HashSet limitations

Version 3.5 of the .NET runtime class library introduced the HashSet generic collection type. HashSet represents a set of values that you can quickly query to determine if a value exists in the set, or enumerate to list all of the items in the set. You can also perform standard set operations: union, intersection, determine subset or superset, etc. HashSet is a very handy thing to have. Simulating the same functionality in prior versions of .NET was very difficult.

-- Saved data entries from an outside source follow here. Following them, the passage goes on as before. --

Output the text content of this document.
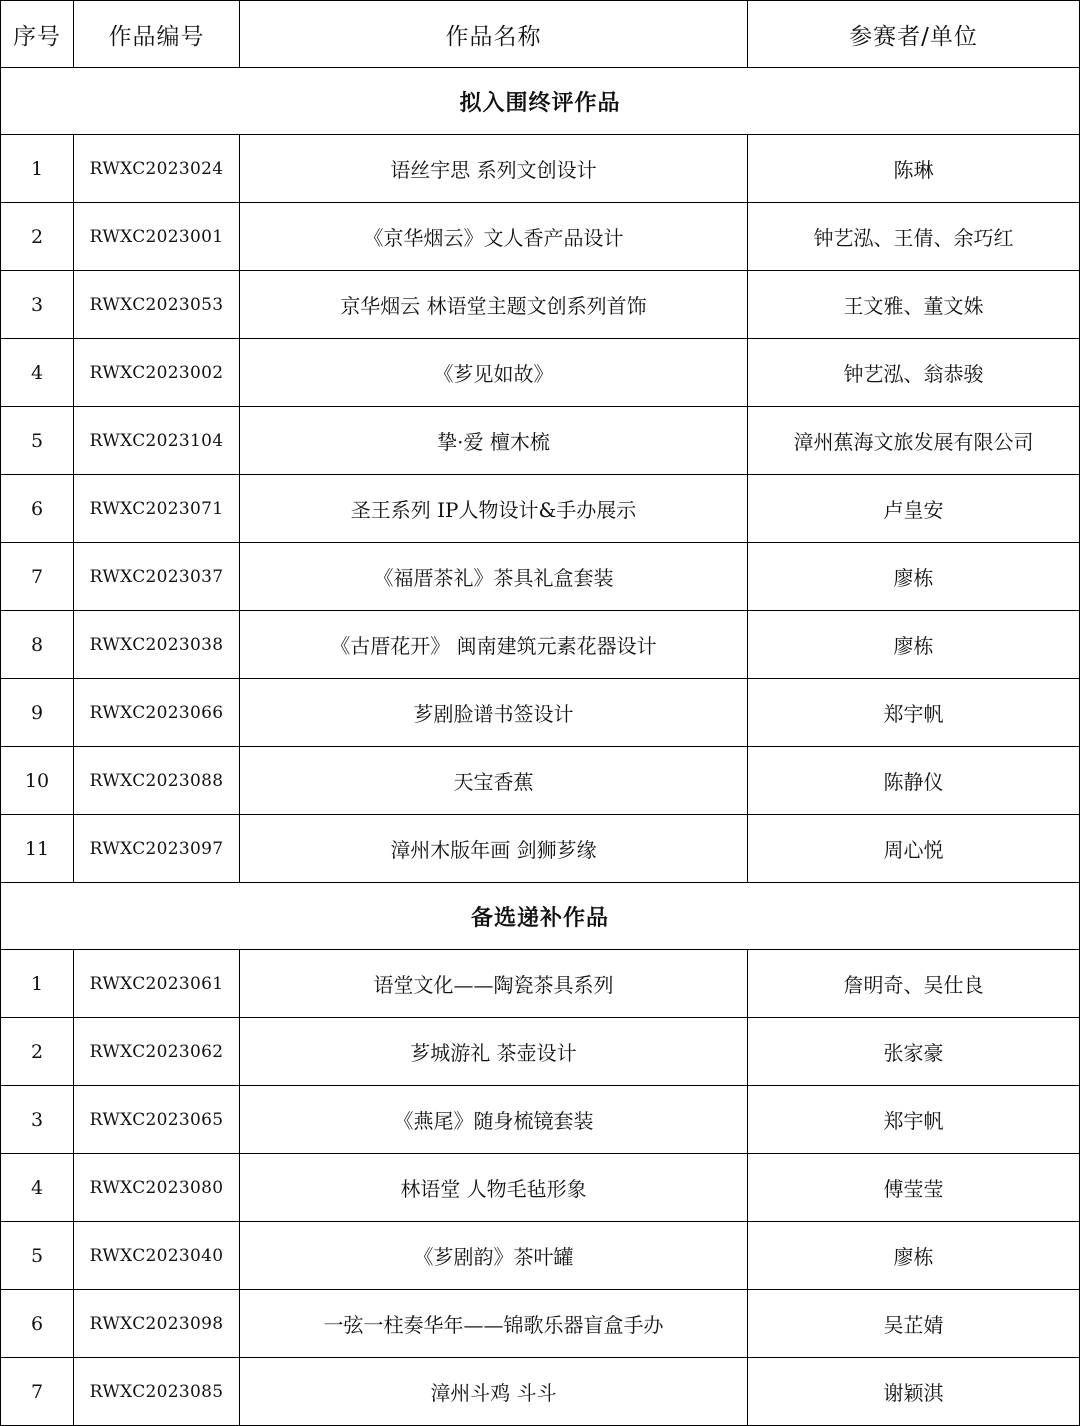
序号	作品编号	作品名称	参赛者/单位
拟入围终评作品			
1	RWXC2023024	语丝宇思 系列文创设计	陈琳
2	RWXC2023001	《京华烟云》文人香产品设计	钟艺泓、王倩、余巧红
3	RWXC2023053	京华烟云 林语堂主题文创系列首饰	王文雅、董文姝
4	RWXC2023002	《芗见如故》	钟艺泓、翁恭骏
5	RWXC2023104	挚·爱 檀木梳	漳州蕉海文旅发展有限公司
6	RWXC2023071	圣王系列 IP人物设计&手办展示	卢皇安
7	RWXC2023037	《福厝茶礼》茶具礼盒套装	廖栋
8	RWXC2023038	《古厝花开》 闽南建筑元素花器设计	廖栋
9	RWXC2023066	芗剧脸谱书签设计	郑宇帆
10	RWXC2023088	天宝香蕉	陈静仪
11	RWXC2023097	漳州木版年画 剑狮芗缘	周心悦
备选递补作品			
1	RWXC2023061	语堂文化——陶瓷茶具系列	詹明奇、吴仕良
2	RWXC2023062	芗城游礼 茶壶设计	张家豪
3	RWXC2023065	《燕尾》随身梳镜套装	郑宇帆
4	RWXC2023080	林语堂 人物毛毡形象	傅莹莹
5	RWXC2023040	《芗剧韵》茶叶罐	廖栋
6	RWXC2023098	一弦一柱奏华年——锦歌乐器盲盒手办	吴芷婧
7	RWXC2023085	漳州斗鸡 斗斗	谢颖淇
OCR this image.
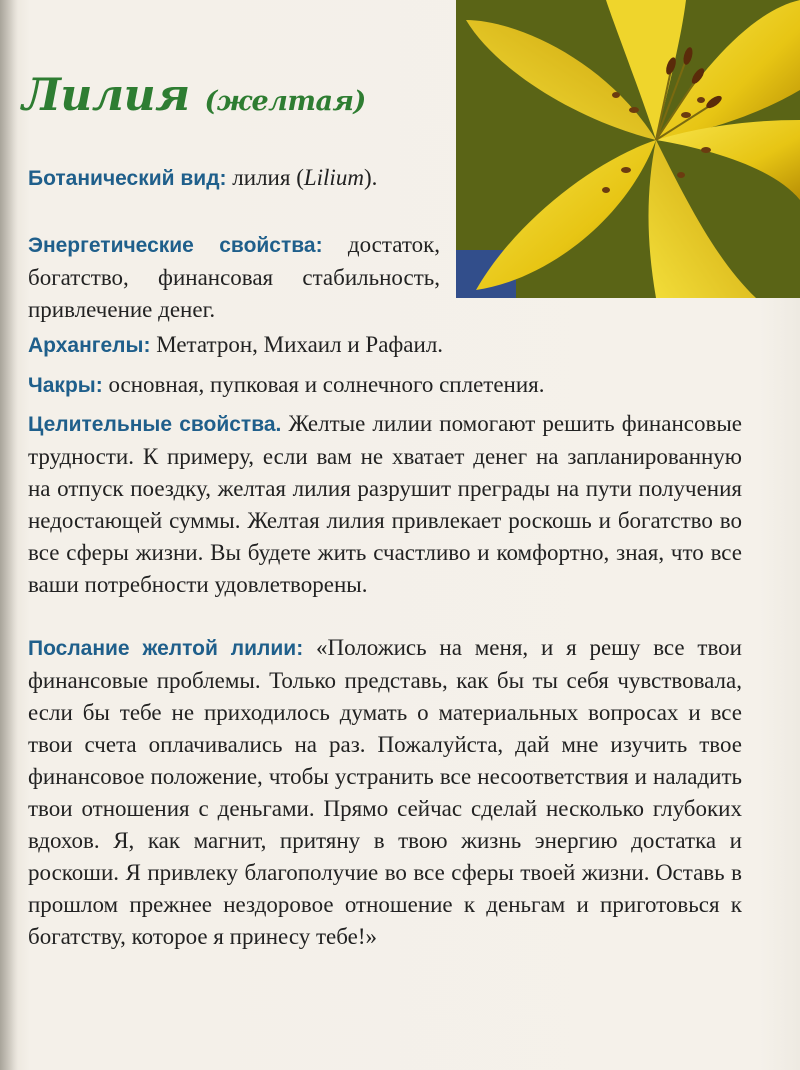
Лилия (желтая)

Ботанический вид: лилия (Lilium).

Энергетические свойства: достаток, богатство, финансовая стабильность, привлечение денег.

Архангелы: Метатрон, Михаил и Рафаил.

Чакры: основная, пупковая и солнечного сплетения.

Целительные свойства. Желтые лилии помогают решить финансовые трудности. К примеру, если вам не хватает денег на запланированную на отпуск поездку, желтая лилия разрушит преграды на пути получения недостающей суммы. Желтая лилия привлекает роскошь и богатство во все сферы жизни. Вы будете жить счастливо и комфортно, зная, что все ваши потребности удовлетворены.

Послание желтой лилии: «Положись на меня, и я решу все твои финансовые проблемы. Только представь, как бы ты себя чувствовала, если бы тебе не приходилось думать о материальных вопросах и все твои счета оплачивались на раз. Пожалуйста, дай мне изучить твое финансовое положение, чтобы устранить все несоответствия и наладить твои отношения с деньгами. Прямо сейчас сделай несколько глубоких вдохов. Я, как магнит, притяну в твою жизнь энергию достатка и роскоши. Я привлеку благополучие во все сферы твоей жизни. Оставь в прошлом прежнее нездоровое отношение к деньгам и приготовься к богатству, которое я принесу тебе!»
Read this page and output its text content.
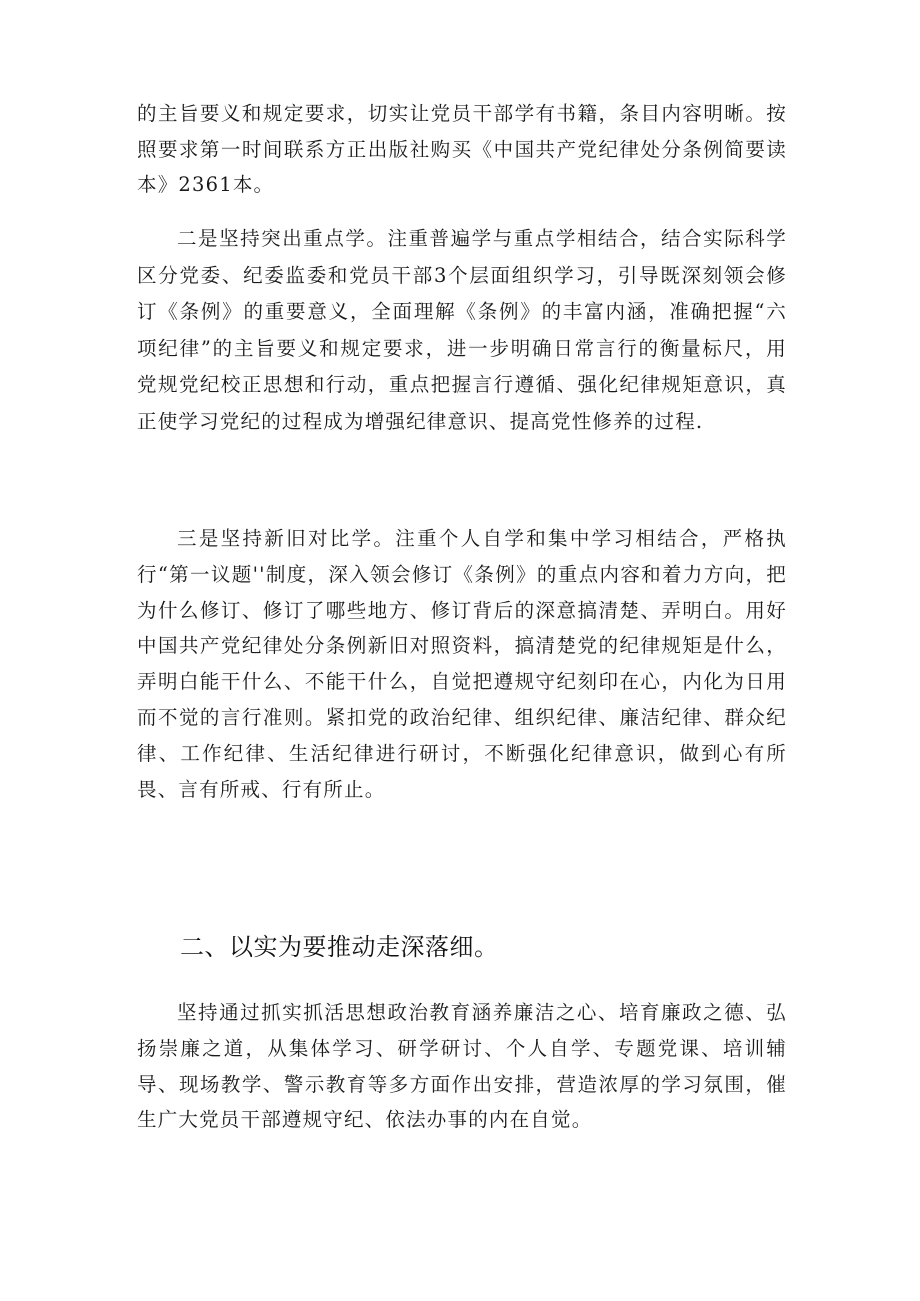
的主旨要义和规定要求，切实让党员干部学有书籍，条目内容明晰。按照要求第一时间联系方正出版社购买《中国共产党纪律处分条例简要读本》2361本。

二是坚持突出重点学。注重普遍学与重点学相结合，结合实际科学区分党委、纪委监委和党员干部3个层面组织学习，引导既深刻领会修订《条例》的重要意义，全面理解《条例》的丰富内涵，准确把握“六项纪律”的主旨要义和规定要求，进一步明确日常言行的衡量标尺，用党规党纪校正思想和行动，重点把握言行遵循、强化纪律规矩意识，真正使学习党纪的过程成为增强纪律意识、提高党性修养的过程.

三是坚持新旧对比学。注重个人自学和集中学习相结合，严格执行“第一议题''制度，深入领会修订《条例》的重点内容和着力方向，把为什么修订、修订了哪些地方、修订背后的深意搞清楚、弄明白。用好中国共产党纪律处分条例新旧对照资料，搞清楚党的纪律规矩是什么，弄明白能干什么、不能干什么，自觉把遵规守纪刻印在心，内化为日用而不觉的言行准则。紧扣党的政治纪律、组织纪律、廉洁纪律、群众纪律、工作纪律、生活纪律进行研讨，不断强化纪律意识，做到心有所畏、言有所戒、行有所止。

二、以实为要推动走深落细。

坚持通过抓实抓活思想政治教育涵养廉洁之心、培育廉政之德、弘扬崇廉之道，从集体学习、研学研讨、个人自学、专题党课、培训辅导、现场教学、警示教育等多方面作出安排，营造浓厚的学习氛围，催生广大党员干部遵规守纪、依法办事的内在自觉。
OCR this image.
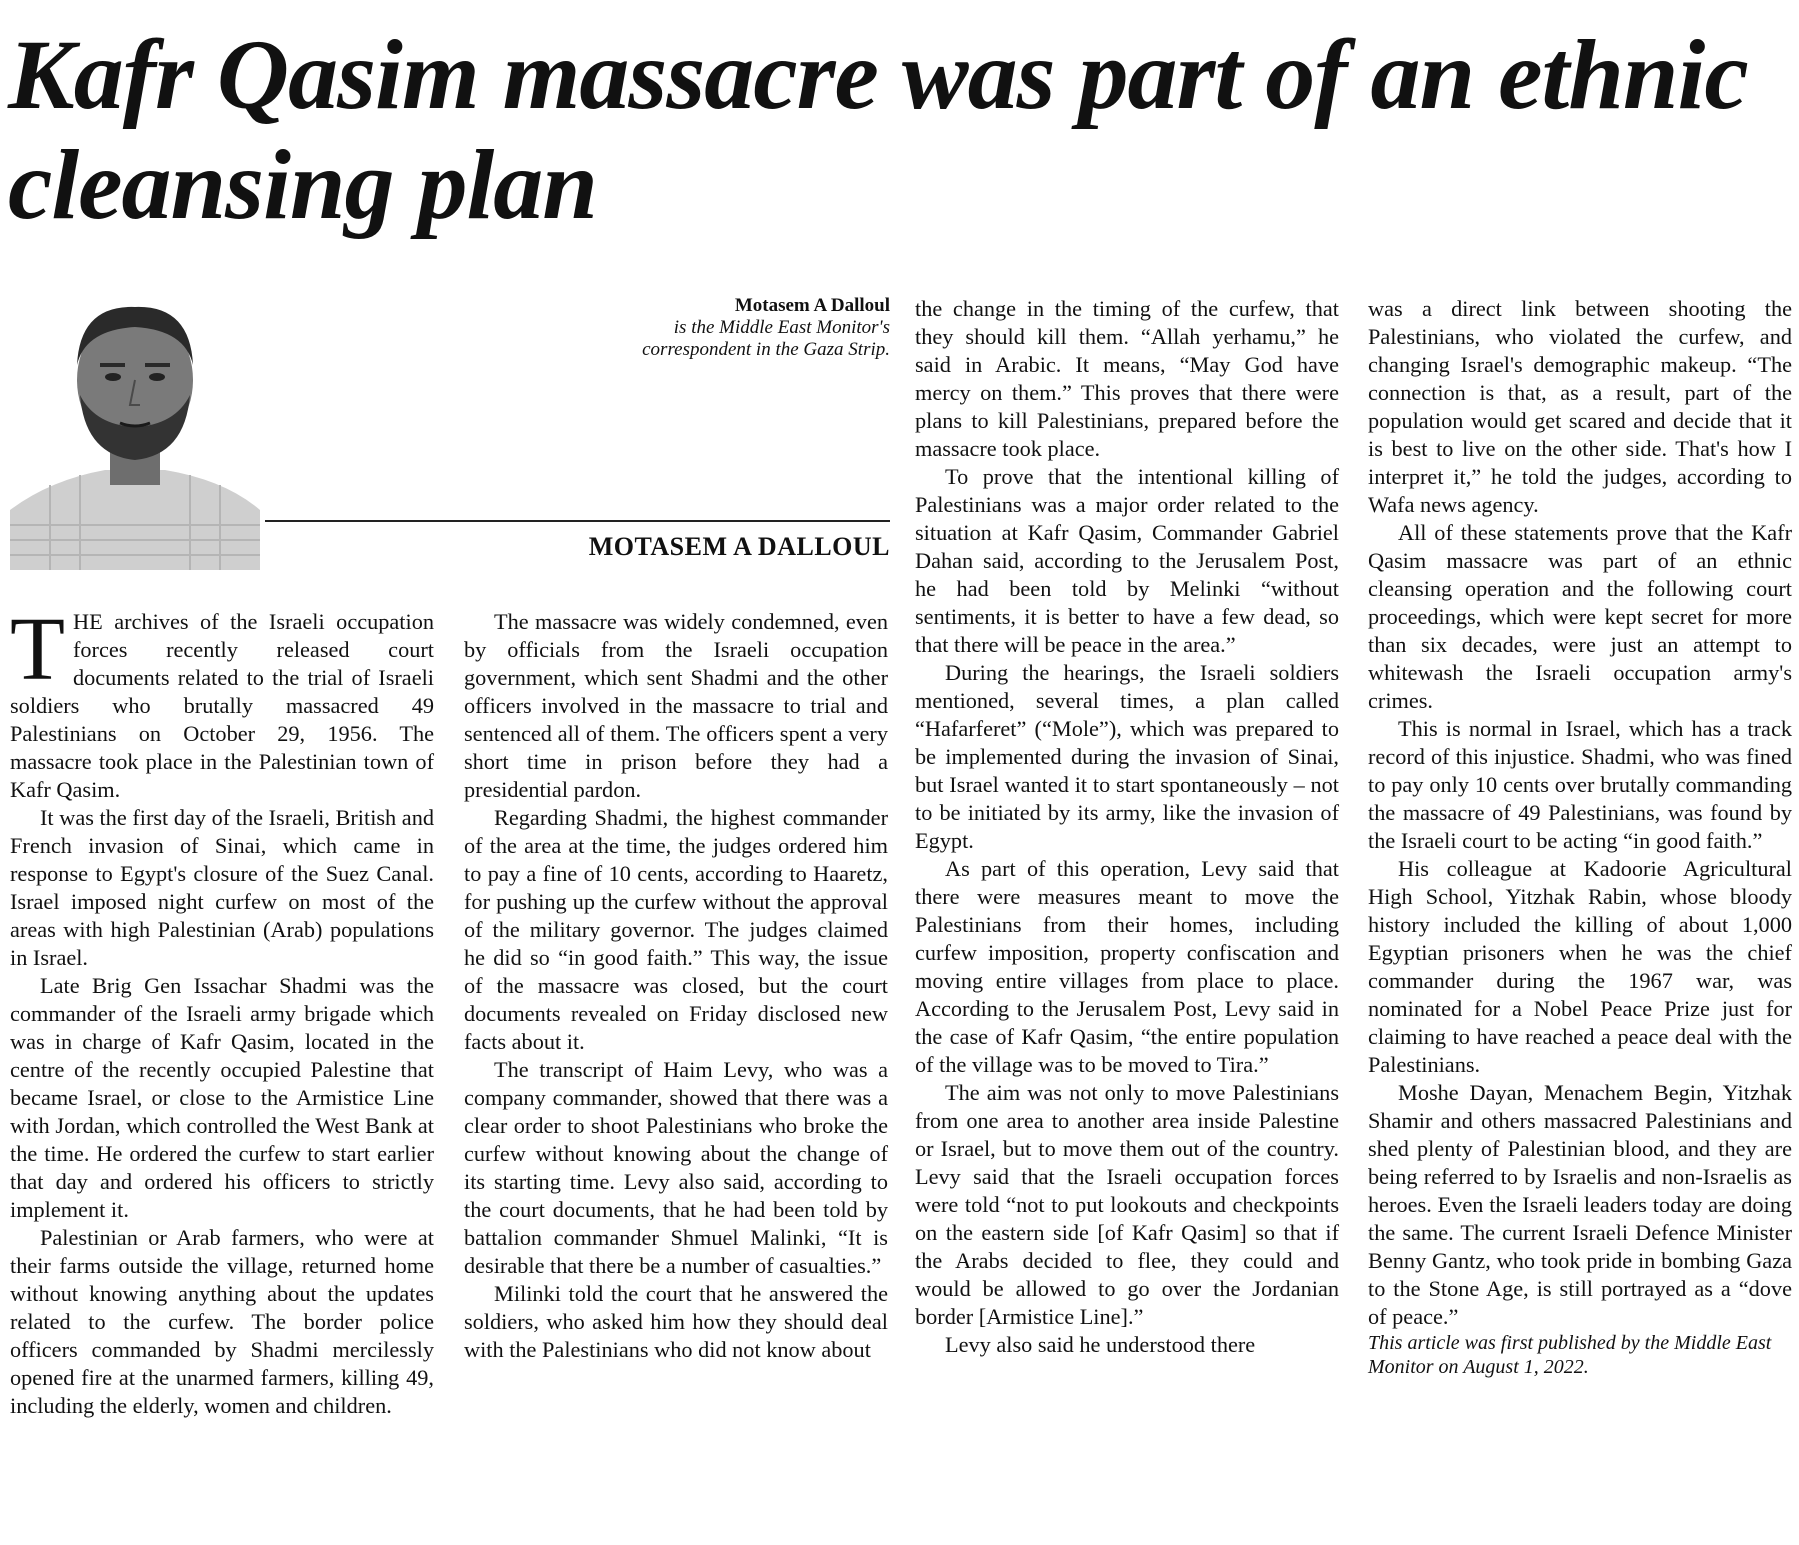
Kafr Qasim massacre was part of an ethnic cleansing plan
Motasem A Dalloul
is the Middle East Monitor's correspondent in the Gaza Strip.
MOTASEM A DALLOUL

THE archives of the Israeli occupation forces recently released court documents related to the trial of Israeli soldiers who brutally massacred 49 Palestinians on October 29, 1956. The massacre took place in the Palestinian town of Kafr Qasim.

It was the first day of the Israeli, British and French invasion of Sinai, which came in response to Egypt's closure of the Suez Canal. Israel imposed night curfew on most of the areas with high Palestinian (Arab) populations in Israel.

Late Brig Gen Issachar Shadmi was the commander of the Israeli army brigade which was in charge of Kafr Qasim, located in the centre of the recently occupied Palestine that became Israel, or close to the Armistice Line with Jordan, which controlled the West Bank at the time. He ordered the curfew to start earlier that day and ordered his officers to strictly implement it.

Palestinian or Arab farmers, who were at their farms outside the village, returned home without knowing anything about the updates related to the curfew. The border police officers commanded by Shadmi mercilessly opened fire at the unarmed farmers, killing 49, including the elderly, women and children.

The massacre was widely condemned, even by officials from the Israeli occupation government, which sent Shadmi and the other officers involved in the massacre to trial and sentenced all of them. The officers spent a very short time in prison before they had a presidential pardon.

Regarding Shadmi, the highest commander of the area at the time, the judges ordered him to pay a fine of 10 cents, according to Haaretz, for pushing up the curfew without the approval of the military governor. The judges claimed he did so “in good faith.” This way, the issue of the massacre was closed, but the court documents revealed on Friday disclosed new facts about it.

The transcript of Haim Levy, who was a company commander, showed that there was a clear order to shoot Palestinians who broke the curfew without knowing about the change of its starting time. Levy also said, according to the court documents, that he had been told by battalion commander Shmuel Malinki, “It is desirable that there be a number of casualties.”

Milinki told the court that he answered the soldiers, who asked him how they should deal with the Palestinians who did not know about

the change in the timing of the curfew, that they should kill them. “Allah yerhamu,” he said in Arabic. It means, “May God have mercy on them.” This proves that there were plans to kill Palestinians, prepared before the massacre took place.

To prove that the intentional killing of Palestinians was a major order related to the situation at Kafr Qasim, Commander Gabriel Dahan said, according to the Jerusalem Post, he had been told by Melinki “without sentiments, it is better to have a few dead, so that there will be peace in the area.”

During the hearings, the Israeli soldiers mentioned, several times, a plan called “Hafarferet” (“Mole”), which was prepared to be implemented during the invasion of Sinai, but Israel wanted it to start spontaneously – not to be initiated by its army, like the invasion of Egypt.

As part of this operation, Levy said that there were measures meant to move the Palestinians from their homes, including curfew imposition, property confiscation and moving entire villages from place to place. According to the Jerusalem Post, Levy said in the case of Kafr Qasim, “the entire population of the village was to be moved to Tira.”

The aim was not only to move Palestinians from one area to another area inside Palestine or Israel, but to move them out of the country. Levy said that the Israeli occupation forces were told “not to put lookouts and checkpoints on the eastern side [of Kafr Qasim] so that if the Arabs decided to flee, they could and would be allowed to go over the Jordanian border [Armistice Line].”

Levy also said he understood there

was a direct link between shooting the Palestinians, who violated the curfew, and changing Israel's demographic makeup. “The connection is that, as a result, part of the population would get scared and decide that it is best to live on the other side. That's how I interpret it,” he told the judges, according to Wafa news agency.

All of these statements prove that the Kafr Qasim massacre was part of an ethnic cleansing operation and the following court proceedings, which were kept secret for more than six decades, were just an attempt to whitewash the Israeli occupation army's crimes.

This is normal in Israel, which has a track record of this injustice. Shadmi, who was fined to pay only 10 cents over brutally commanding the massacre of 49 Palestinians, was found by the Israeli court to be acting “in good faith.”

His colleague at Kadoorie Agricultural High School, Yitzhak Rabin, whose bloody history included the killing of about 1,000 Egyptian prisoners when he was the chief commander during the 1967 war, was nominated for a Nobel Peace Prize just for claiming to have reached a peace deal with the Palestinians.

Moshe Dayan, Menachem Begin, Yitzhak Shamir and others massacred Palestinians and shed plenty of Palestinian blood, and they are being referred to by Israelis and non-Israelis as heroes. Even the Israeli leaders today are doing the same. The current Israeli Defence Minister Benny Gantz, who took pride in bombing Gaza to the Stone Age, is still portrayed as a “dove of peace.”

This article was first published by the Middle East Monitor on August 1, 2022.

I’ve made heavy use of HashSet in my code since it was introduced, and I’ve been very happy with its performance. Until today. Today I ran into a limitation that makes HashSet (and the generic Dictionary collection type, as well) useless for moderately large data sets. It’s a memory limitation, and how many items you can store in the HashSet depends on how large your key is.

I’ve mentioned before that the .NET runtime has a 2 gigabyte limit on the size of a single object. Even in the 64-bit version, you can’t make a single allocation that’s larger than 2 gigabytes. I’ve bumped into that limitation a few times in the past, but have been able to work around them by restructuring some things. I thought I was safe with the HashSet, though. Even with an 8-byte key, I figured I should be able to store on the order of 250 million items. I found out today that the number is quite a bit lower: a little less than 50 million. 47,995,853 to be exact. After I figured out what was causing my problem, I verified it with this program:

static void Main(string[] args)
{
    HashSet<long> bighash = new HashSet<long>();
    for (long i = 0; i < 50000000; ++i)
    {
        if ((i % 100000) == 0)
        {
            Console.Write("r{0:N0}", i);
        }
        bighash.Add(i);
    }
    Console.WriteLine();
    Console.Write("Press Enter");
    Console.ReadLine();
}

The program throws OutOfMemoryException when it tries to add the 47,995,853rd (or perhaps the 47,995,854th) item, because it’s increasing the capacity of an internal data structure and that data structure exceeds 2 gigabytes.

If I reduce the size of the key to 4 bytes (a .NET long is 8 bytes), then I can add just a little less than 100 million items before hitting the limit. Let’s think about that a little bit.

50 million keys of 8 bytes each should take up about 400 megabytes. 100 million keys of 4 bytes each should take up about 400 megabytes. I realize that there’s some overhead in a hash table to deal with collisions, but five times is excessive! I can’t imagine a hash table implementation that has an overhead of five times the total key size. And yet, that’s what we have in .NET.

It’s bad enough in today’s world, where a machine with 16 gigabytes of RAM can be had for under $2,000, that we have to deal with the 2-gigabyte-per-object limitation in .NET. But to have the runtime library’s implementation of a critical data structure squander memory in this way is too much.

Any workaround is very painful. We’ll have to write our own hash table implementation that allocates unmanaged memory and mucks around with pointers in unsafe code. We’re old C programmers, so that’s not beyond our capabilities. But it sure makes me wonder why I selected .NET for this project. In the process, we’re going to lose a lot of the functionality of Dictionary and of HashSet.

I can’t be the only one running up against these kinds of limitations. 10 years ago, a data set of 100 million items may have been considered large. Today 100 million is, at best, moderately large. There are plenty of applications that work with billions of items and today’s computers have the capacity to store them all in RAM. We damned well should be able to index them in RAM using modern tools.

I hope the .NET team is working on a solution to the 2-gigabyte limit, and I’d strongly suggest that they take a very close look at their hash table implementation.